We're excited about the de novo pipeline. We have five expected to open later this year, seven more in the pipeline, and continue to see interest. De novos produce accretive growth, though they take time to show up. It takes 12 to 18 months to syndicate and build, and roughly a year to get to cash flow breakeven, but the returns are good and will become more run rate as we've been doing this for a couple years. About half of those are with health systems and half independent, though the independent number may go up. For the independent centers, as they ramp, there will be opportunities to buy up and consolidate those centers. We're not at a level of maturation where we're doing many buy-ups yet, but we're excited about the trajectory.
We take the last question from the line of Benjamin Rossi from JPMorgan.
Following up on physician recruitment and the language from the final OPPS rule: much of the logic from CMS' discussion about removing the inpatient-only list comes from greater physician autonomy over where they treat patients.
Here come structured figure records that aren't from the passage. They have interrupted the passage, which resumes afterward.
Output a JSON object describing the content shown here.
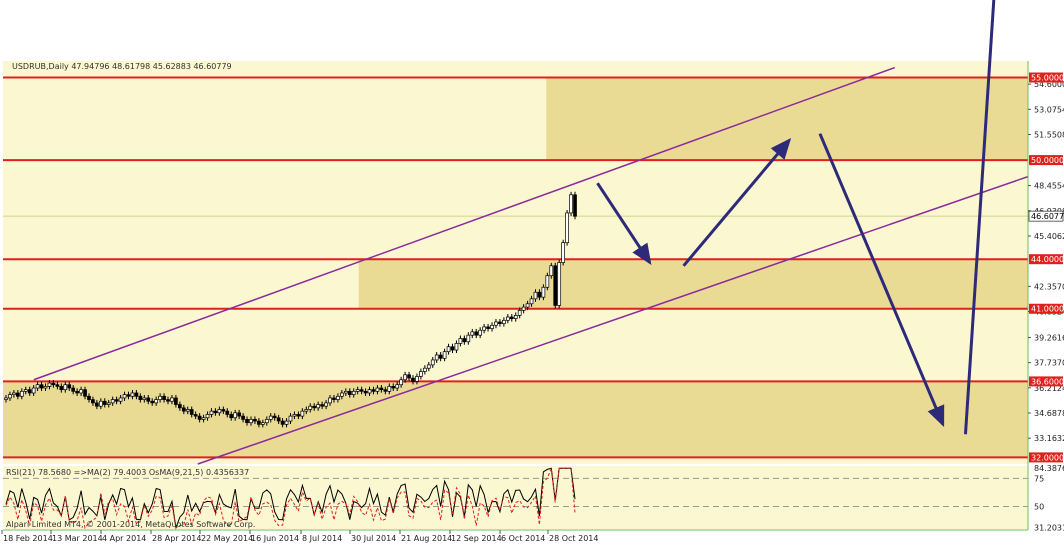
{
  "chart_data": {
    "type": "candlestick",
    "symbol_header": "USDRUB,Daily  47.94796 48.61798 45.62883 46.60779",
    "footer_text": "Alpari Limited MT4, © 2001-2014, MetaQuotes Software Corp.",
    "ylim": [
      31.6,
      56.0
    ],
    "y_ticks": [
      "54.60000",
      "53.07540",
      "51.55080",
      "48.45540",
      "46.93080",
      "45.40620",
      "42.35700",
      "40.83240",
      "39.26160",
      "37.73700",
      "36.21240",
      "34.68780",
      "33.16320"
    ],
    "x_ticks": [
      "18 Feb 2014",
      "13 Mar 2014",
      "4 Apr 2014",
      "28 Apr 2014",
      "22 May 2014",
      "16 Jun 2014",
      "8 Jul 2014",
      "30 Jul 2014",
      "21 Aug 2014",
      "12 Sep 2014",
      "6 Oct 2014",
      "28 Oct 2014"
    ],
    "levels": [
      {
        "label": "55.00000",
        "value": 55.0
      },
      {
        "label": "50.00000",
        "value": 50.0
      },
      {
        "label": "44.00000",
        "value": 44.0
      },
      {
        "label": "41.00000",
        "value": 41.0
      },
      {
        "label": "36.60000",
        "value": 36.6
      },
      {
        "label": "32.00000",
        "value": 32.0
      }
    ],
    "current_price": {
      "label": "46.60779",
      "value": 46.60779
    },
    "zones": [
      {
        "from_x": 0.0,
        "to_x": 1.0,
        "low": 32.0,
        "high": 36.6
      },
      {
        "from_x": 0.347,
        "to_x": 1.0,
        "low": 41.0,
        "high": 44.0
      },
      {
        "from_x": 0.53,
        "to_x": 1.0,
        "low": 50.0,
        "high": 55.0
      }
    ],
    "channel": [
      {
        "name": "upper",
        "x1": 0.03,
        "y1": 36.7,
        "x2": 0.87,
        "y2": 55.6
      },
      {
        "name": "lower",
        "x1": 0.19,
        "y1": 31.6,
        "x2": 1.0,
        "y2": 49.0
      }
    ],
    "closes": [
      35.6,
      35.8,
      35.9,
      35.7,
      36.0,
      36.1,
      35.9,
      36.2,
      36.4,
      36.2,
      36.3,
      36.5,
      36.4,
      36.3,
      36.1,
      36.4,
      36.2,
      36.0,
      35.9,
      36.1,
      35.7,
      35.5,
      35.3,
      35.1,
      35.4,
      35.2,
      35.3,
      35.5,
      35.4,
      35.6,
      35.8,
      35.7,
      35.9,
      35.7,
      35.5,
      35.6,
      35.4,
      35.3,
      35.5,
      35.7,
      35.5,
      35.4,
      35.6,
      35.2,
      35.0,
      34.8,
      34.9,
      34.6,
      34.5,
      34.3,
      34.4,
      34.6,
      34.8,
      34.7,
      34.9,
      34.8,
      34.6,
      34.4,
      34.7,
      34.5,
      34.3,
      34.1,
      34.3,
      34.2,
      34.0,
      34.1,
      34.3,
      34.5,
      34.4,
      34.2,
      34.0,
      34.2,
      34.5,
      34.6,
      34.5,
      34.8,
      34.9,
      35.1,
      35.0,
      35.2,
      35.1,
      35.3,
      35.6,
      35.5,
      35.7,
      35.9,
      36.0,
      35.8,
      36.0,
      36.1,
      36.0,
      35.9,
      36.1,
      36.0,
      36.2,
      36.1,
      36.0,
      36.3,
      36.2,
      36.4,
      36.7,
      37.0,
      36.8,
      36.6,
      36.9,
      37.2,
      37.4,
      37.6,
      37.9,
      38.2,
      38.0,
      38.4,
      38.7,
      38.5,
      38.9,
      39.2,
      39.0,
      39.4,
      39.6,
      39.4,
      39.7,
      39.9,
      39.8,
      40.0,
      40.2,
      40.1,
      40.3,
      40.5,
      40.4,
      40.6,
      40.9,
      41.1,
      41.3,
      41.6,
      42.0,
      41.7,
      42.3,
      43.0,
      43.6,
      41.2,
      43.8,
      45.0,
      46.8,
      47.9,
      46.6
    ],
    "rsi": {
      "label": "RSI(21) 78.5680  =>MA(2) 79.4003  OsMA(9,21,5) 0.4356337",
      "ylim": [
        30.0,
        86.0
      ],
      "y_ticks": [
        "84.3876",
        "75",
        "50",
        "31.2031"
      ]
    }
  }
}
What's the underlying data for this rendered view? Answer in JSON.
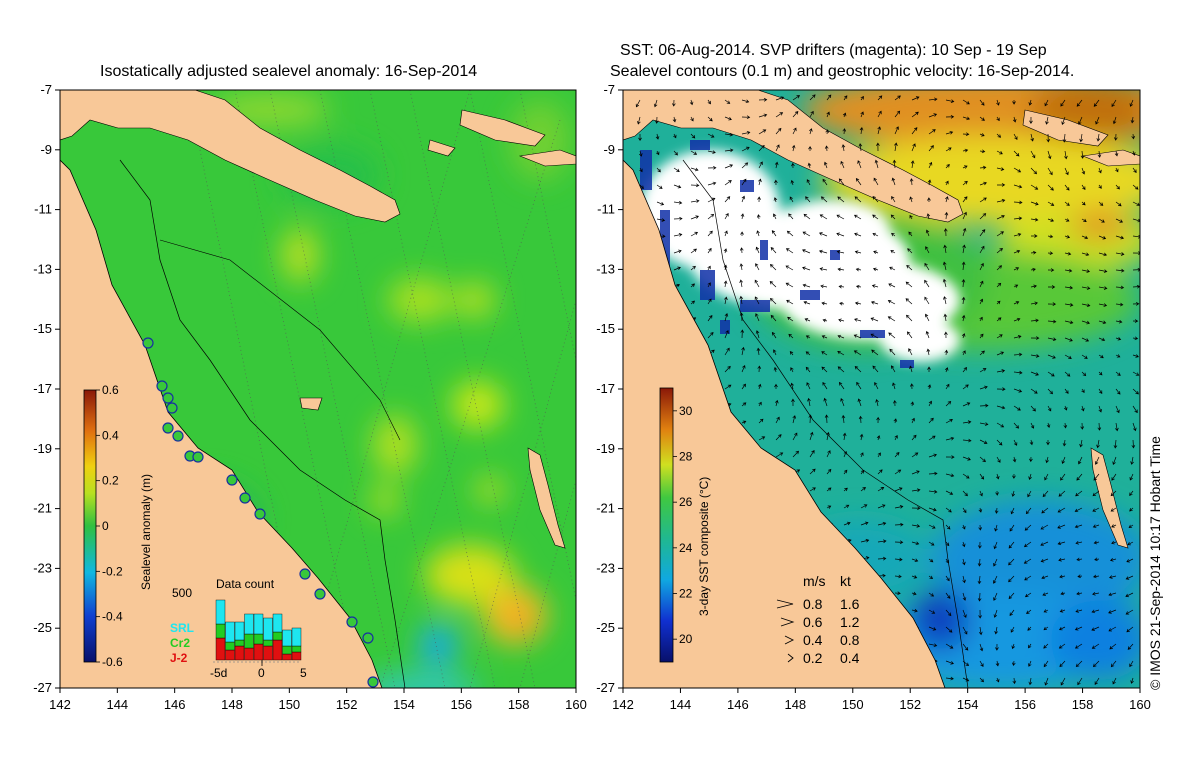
{
  "left_title": "Isostatically adjusted sealevel anomaly: 16-Sep-2014",
  "right_title_line1": "SST: 06-Aug-2014. SVP drifters (magenta): 10 Sep - 19 Sep",
  "right_title_line2": "Sealevel contours (0.1 m) and geostrophic velocity: 16-Sep-2014.",
  "credit": "© IMOS 21-Sep-2014 10:17 Hobart Time",
  "map_extent": {
    "lon": [
      142,
      160
    ],
    "lat": [
      -27,
      -7
    ]
  },
  "x_ticks": [
    "142",
    "144",
    "146",
    "148",
    "150",
    "152",
    "154",
    "156",
    "158",
    "160"
  ],
  "y_ticks": [
    "-7",
    "-9",
    "-11",
    "-13",
    "-15",
    "-17",
    "-19",
    "-21",
    "-23",
    "-25",
    "-27"
  ],
  "sla_colorbar": {
    "label": "Sealevel anomaly (m)",
    "ticks": [
      "0.6",
      "0.4",
      "0.2",
      "0",
      "-0.2",
      "-0.4",
      "-0.6"
    ],
    "range": [
      -0.6,
      0.6
    ]
  },
  "sst_colorbar": {
    "label": "3-day SST composite (°C)",
    "ticks": [
      "30",
      "28",
      "26",
      "24",
      "22",
      "20"
    ],
    "range": [
      19,
      31
    ]
  },
  "data_count": {
    "title": "Data count",
    "max_label": "500",
    "x_labels": [
      "-5d",
      "0",
      "5"
    ],
    "legend": [
      {
        "name": "SRL",
        "color": "#1ee6f0"
      },
      {
        "name": "Cr2",
        "color": "#22cc22"
      },
      {
        "name": "J-2",
        "color": "#e01010"
      }
    ]
  },
  "velocity_legend": {
    "header_ms": "m/s",
    "header_kt": "kt",
    "rows": [
      {
        "ms": "0.8",
        "kt": "1.6"
      },
      {
        "ms": "0.6",
        "kt": "1.2"
      },
      {
        "ms": "0.4",
        "kt": "0.8"
      },
      {
        "ms": "0.2",
        "kt": "0.4"
      }
    ]
  },
  "colors": {
    "land": "#f8c898",
    "sla_base": "#38c83a",
    "sst_base": "#1fb09a"
  }
}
When thinking about the changes that allow physicians to take a greater portion of their caseload into the outpatient setting, what do you consider to be the remaining obstacles or pain points for doctors that prevent them from treating their entire caseload of Medicare and commercial patients in the outpatient setting at this point?
We are very excited that CMS has put more decision-making back in physicians' hands by removing the inpatient-only list. Over the last decade, commercial has moved faster to outpatient settings and physicians have shown they can safely move cases with technology. We continue to see great value alignment with payers and the government in favoring outpatient care when appropriate. Remaining obstacles include some states that haven't fully caught up with CMS in areas like vascular and electrophysiology, variability across the country where physicians have concerns about safety in certain settings, and technology or capital constraints in some specialties — for example, robotics can be expensive for ASCs. We see opportunities to address these with payer partnerships and new technologies. Many of these frictions continue to melt away as physicians experience our setting, get great outcomes and see the value of treating higher acuity cases in outpatient facilities. We expect the removal of the inpatient-only list to be a multi-year tailwind for our business.
Appreciate the color. On the 140 new additions for physician recruiting, are these replacing retirees and departures versus being truly additive?
In the first quarter, we feel really good about the additions. Some replaced retirements and some are pure net adds. We haven't released a net number, but we see these as additive to our growth profile going forward and are closely watching recruitment dynamics. Last year had a higher retirement rate than historical, and we're managing that carefully. Early reads on recruitment this year are positive, and technology and regulatory changes expanding eligible procedures continue to open up recruiting opportunities. I appreciate everyone's time today. Look, I'll let you enjoy the rest of the day. Thanks so much for your time. See you.
Thank you. Ladies and gentlemen, with that, we conclude today's conference call of Surgery Partners. Thank you for your participation. You may now disconnect your lines.